4. Interactive Demo: Topic Exchange & Wildcards

Visualize how messages are routed using Routing Keys.

  • Scenario: A Payment System emitting events like payment.us.success or payment.eu.error.
  • Goal: Route specific events to specific services using Wildcards (* matches one word, # matches many).
  • Action: Click the buttons to publish different events and watch who receives them.
Publisher (Payment Gateway)
Tap to emit event
🔀
TOPIC
Sub: # (All)
📜
Audit Log
0
Sub: payment.us.*
🇺🇸
US Region
0
Sub: *.error
🚨
PagerDuty
0

5. Why is this powerful?

1. Loose Coupling (Plug & Play)

If we need to add a new Recommendation Service next month, we don’t change the Payment Gateway code. We just add a new subscriber. The Publisher doesn’t know (or care) who is listening.

2. Parallel Processing

All subscribers receive the message simultaneously (or near simultaneously).

  • Email sent: 200ms
  • Analytics logged: 50ms
  • Fraud check: 100ms Total Time: Max(200, 50, 100) = 200ms (Parallel), instead of 350ms (Sequential).

3. Fanout Cost Analysis

Be careful with Fanout. If you have 1 event and 100 subscribers, the broker must create 100 copies.

  • CPU Cost: Low (it’s just a pointer copy).
  • Network Cost: High (100x bandwidth).
  • Storage Cost: High (if durable queues are used).

6. Filtering Strategies

Where should the filtering happen?

A. Broker-Side Filtering (Efficient)

The broker (Exchange) decides which queue gets the message.
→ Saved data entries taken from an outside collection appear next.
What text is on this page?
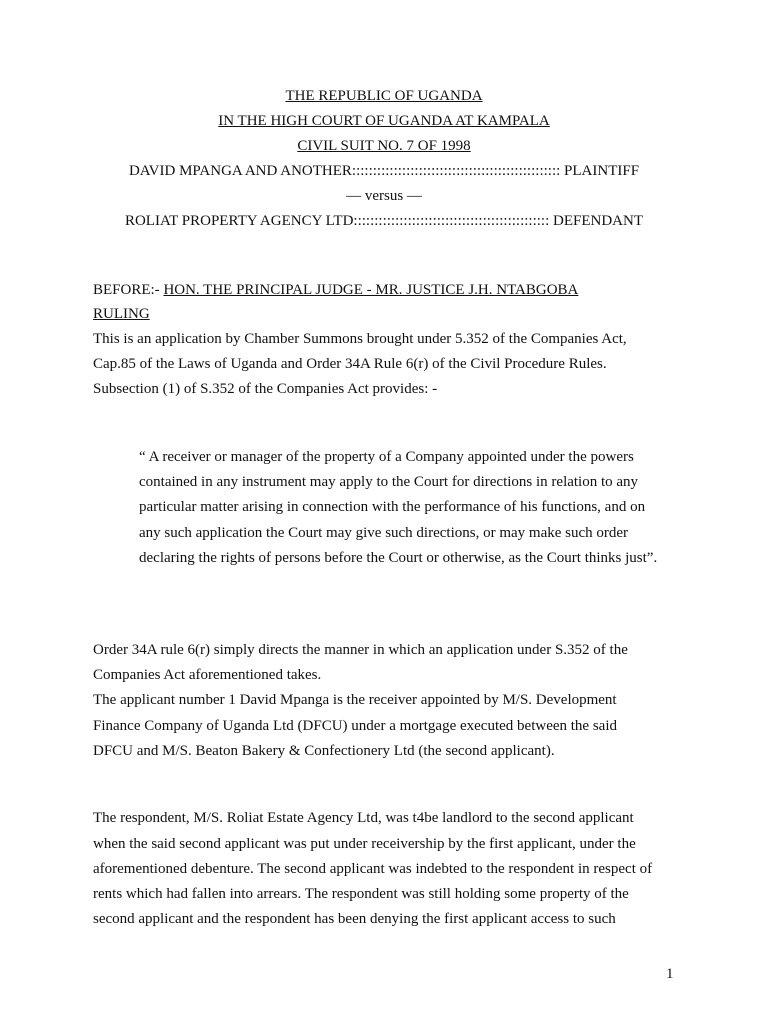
THE REPUBLIC OF UGANDA
IN THE HIGH COURT OF UGANDA AT KAMPALA
CIVIL SUIT NO. 7 OF 1998
DAVID MPANGA AND ANOTHER:::::::::::::::::::::::::::::::::::::::::::::::::: PLAINTIFF
— versus —
ROLIAT PROPERTY AGENCY LTD::::::::::::::::::::::::::::::::::::::::::::::: DEFENDANT
BEFORE:- HON. THE PRINCIPAL JUDGE - MR. JUSTICE J.H. NTABGOBA
RULING
This is an application by Chamber Summons brought under 5.352 of the Companies Act,
Cap.85 of the Laws of Uganda and Order 34A Rule 6(r) of the Civil Procedure Rules.
Subsection (1) of S.352 of the Companies Act provides: -
“ A receiver or manager of the property of a Company appointed under the powers
contained in any instrument may apply to the Court for directions in relation to any
particular matter arising in connection with the performance of his functions, and on
any such application the Court may give such directions, or may make such order
declaring the rights of persons before the Court or otherwise, as the Court thinks just”.
Order 34A rule 6(r) simply directs the manner in which an application under S.352 of the
Companies Act aforementioned takes.
The applicant number 1 David Mpanga is the receiver appointed by M/S. Development
Finance Company of Uganda Ltd (DFCU) under a mortgage executed between the said
DFCU and M/S. Beaton Bakery & Confectionery Ltd (the second applicant).
The respondent, M/S. Roliat Estate Agency Ltd, was t4be landlord to the second applicant
when the said second applicant was put under receivership by the first applicant, under the
aforementioned debenture. The second applicant was indebted to the respondent in respect of
rents which had fallen into arrears. The respondent was still holding some property of the
second applicant and the respondent has been denying the first applicant access to such
1
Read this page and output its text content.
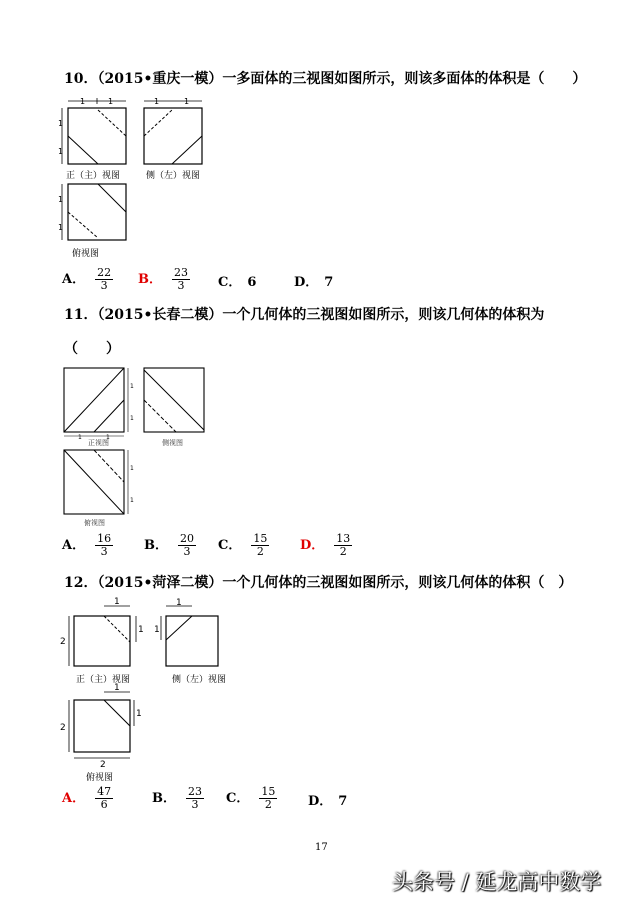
10．（2015•重庆一模）一多面体的三视图如图所示，则该多面体的体积是（　　）
1	1
1
1
正（主）视图
1	1
侧（左）视图
1
1
俯视图
A． $\frac{22}{3}$ B． $\frac{23}{3}$ C． 6	D． 7
11．（2015•长春二模）一个几何体的三视图如图所示，则该几何体的体积为
（　　）
1
1
1	1
正视图	侧视图
1
1
俯视图
A． $\frac{16}{3}$ B． $\frac{20}{3}$ C． $\frac{15}{2}$ D． $\frac{13}{2}$
12．（2015•菏泽二模）一个几何体的三视图如图所示，则该几何体的体积（　）
1
2
1
正（主）视图
1
1
侧（左）视图
1
2
1
2
俯视图
A． $\frac{47}{6}$	B． $\frac{23}{3}$ C． $\frac{15}{2}$ D． 7
17
头条号 / 延龙高中数学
  • Example: RabbitMQ Topic Exchange.
  • Logic: If no one binds to sys.debug, the message is discarded immediately at the broker.
  • Pros: Saves network bandwidth and consumer CPU.
  • Cons: Broker works harder (CPU usage for pattern matching).

B. Consumer-Side Filtering (Wasteful)

The consumer receives everything and filters it in code.
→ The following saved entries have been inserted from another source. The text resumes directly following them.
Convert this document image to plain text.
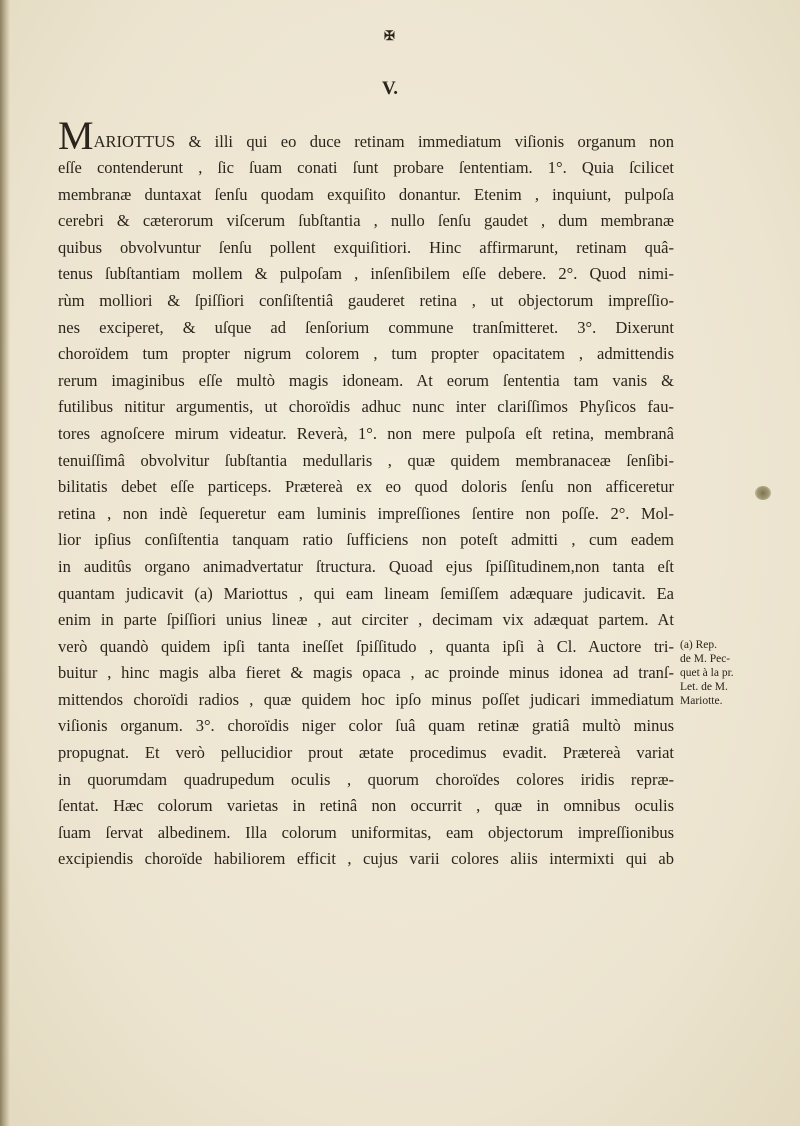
✠
V.
MARIOTTUS & illi qui eo duce retinam immediatum viſionis organum non
eſſe contenderunt , ſic ſuam conati ſunt probare ſententiam. 1°. Quia ſcilicet
membranæ duntaxat ſenſu quodam exquiſito donantur. Etenim , inquiunt, pulpoſa
cerebri & cæterorum viſcerum ſubſtantia , nullo ſenſu gaudet , dum membranæ
quibus obvolvuntur ſenſu pollent exquiſitiori. Hinc affirmarunt, retinam quâ-
tenus ſubſtantiam mollem & pulpoſam , inſenſibilem eſſe debere. 2°. Quod nimi-
rùm molliori & ſpiſſiori conſiſtentiâ gauderet retina , ut objectorum impreſſio-
nes exciperet, & uſque ad ſenſorium commune tranſmitteret. 3°. Dixerunt
choroïdem tum propter nigrum colorem , tum propter opacitatem , admittendis
rerum imaginibus eſſe multò magis idoneam. At eorum ſententia tam vanis &
futilibus nititur argumentis, ut choroïdis adhuc nunc inter clariſſimos Phyſicos fau-
tores agnoſcere mirum videatur. Reverà, 1°. non mere pulpoſa eſt retina, membranâ
tenuiſſimâ obvolvitur ſubſtantia medullaris , quæ quidem membranaceæ ſenſibi-
bilitatis debet eſſe particeps. Prætereà ex eo quod doloris ſenſu non afficeretur
retina , non indè ſequeretur eam luminis impreſſiones ſentire non poſſe. 2°. Mol-
lior ipſius conſiſtentia tanquam ratio ſufficiens non poteſt admitti , cum eadem
in auditûs organo animadvertatur ſtructura. Quoad ejus ſpiſſitudinem,non tanta eſt
quantam judicavit (a) Mariottus , qui eam lineam ſemiſſem adæquare judicavit. Ea
enim in parte ſpiſſiori unius lineæ , aut circiter , decimam vix adæquat partem. At
verò quandò quidem ipſi tanta ineſſet ſpiſſitudo , quanta ipſi à Cl. Auctore tri-
buitur , hinc magis alba fieret & magis opaca , ac proinde minus idonea ad tranſ-
mittendos choroïdi radios , quæ quidem hoc ipſo minus poſſet judicari immediatum
viſionis organum. 3°. choroïdis niger color ſuâ quam retinæ gratiâ multò minus
propugnat. Et verò pellucidior prout ætate procedimus evadit. Prætereà variat
in quorumdam quadrupedum oculis , quorum choroïdes colores iridis repræ-
ſentat. Hæc colorum varietas in retinâ non occurrit , quæ in omnibus oculis
ſuam ſervat albedinem. Illa colorum uniformitas, eam objectorum impreſſionibus
excipiendis choroïde habiliorem efficit , cujus varii colores aliis intermixti qui ab
(a) Rep.
de M. Pec-
quet à la pr.
Let. de M.
Mariotte.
  • Example: All services listen to a “Firehose”.
  • Logic: if (msg.type != 'error') return;
  • Pros: Dumb broker (fast).
  • Cons: Massive waste of bandwidth. The consumer wakes up for nothing.
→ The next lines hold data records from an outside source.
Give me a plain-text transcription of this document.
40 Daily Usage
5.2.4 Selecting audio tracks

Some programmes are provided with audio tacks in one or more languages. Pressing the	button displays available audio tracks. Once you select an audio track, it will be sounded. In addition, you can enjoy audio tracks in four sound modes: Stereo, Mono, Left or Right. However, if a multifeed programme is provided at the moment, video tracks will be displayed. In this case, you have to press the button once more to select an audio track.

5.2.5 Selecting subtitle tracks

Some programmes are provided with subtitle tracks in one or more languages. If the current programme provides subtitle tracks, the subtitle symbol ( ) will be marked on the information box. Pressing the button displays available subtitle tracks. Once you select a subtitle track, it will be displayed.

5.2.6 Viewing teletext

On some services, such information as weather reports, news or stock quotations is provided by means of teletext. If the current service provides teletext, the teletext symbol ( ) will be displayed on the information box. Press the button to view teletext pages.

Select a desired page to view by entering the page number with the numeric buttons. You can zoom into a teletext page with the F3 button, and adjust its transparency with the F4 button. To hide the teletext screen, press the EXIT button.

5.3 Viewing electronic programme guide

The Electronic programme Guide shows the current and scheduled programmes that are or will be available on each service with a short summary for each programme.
[!TIP] Always prefer Broker-Side Filtering for high-volume systems. Only send data to services that actually need it.

7. Understanding Wildcards

Sometimes you don’t want all messages. You want to subscribe to a subset.

Wildcards (RabbitMQ Example)

  • Topic format: service.region.status
  • Wildcard * (Star): Matches exactly one word.
    • payment.us.* matches payment.us.success but NOT payment.us.db.error.
  • Wildcard # (Hash): Matches zero or more words.
    • payment.# matches payment.error, payment.us.success, and payment.debug.level.1.

8. Delivery Semantics

When doing Pub-Sub, you must decide your guarantee level:

Semantics Description Pros Cons
At-Most-Once Fire and Forget. Message might be lost. Fastest. No state tracking. Data loss possible.
At-Least-Once Retries until ack received. No data loss. Duplicates (Requires Idempotency).
Exactly-Once Hardest to achieve. Transactional. Perfect consistency. High latency, complex.

9. Summary

  • Use Queues for 1-to-1 work distribution.
  • Use Pub-Sub for 1-to-Many notifications.
  • Enables Event-Driven Architecture where services react to state changes.
  • Use Topic Routing to filter noise at the source to save bandwidth.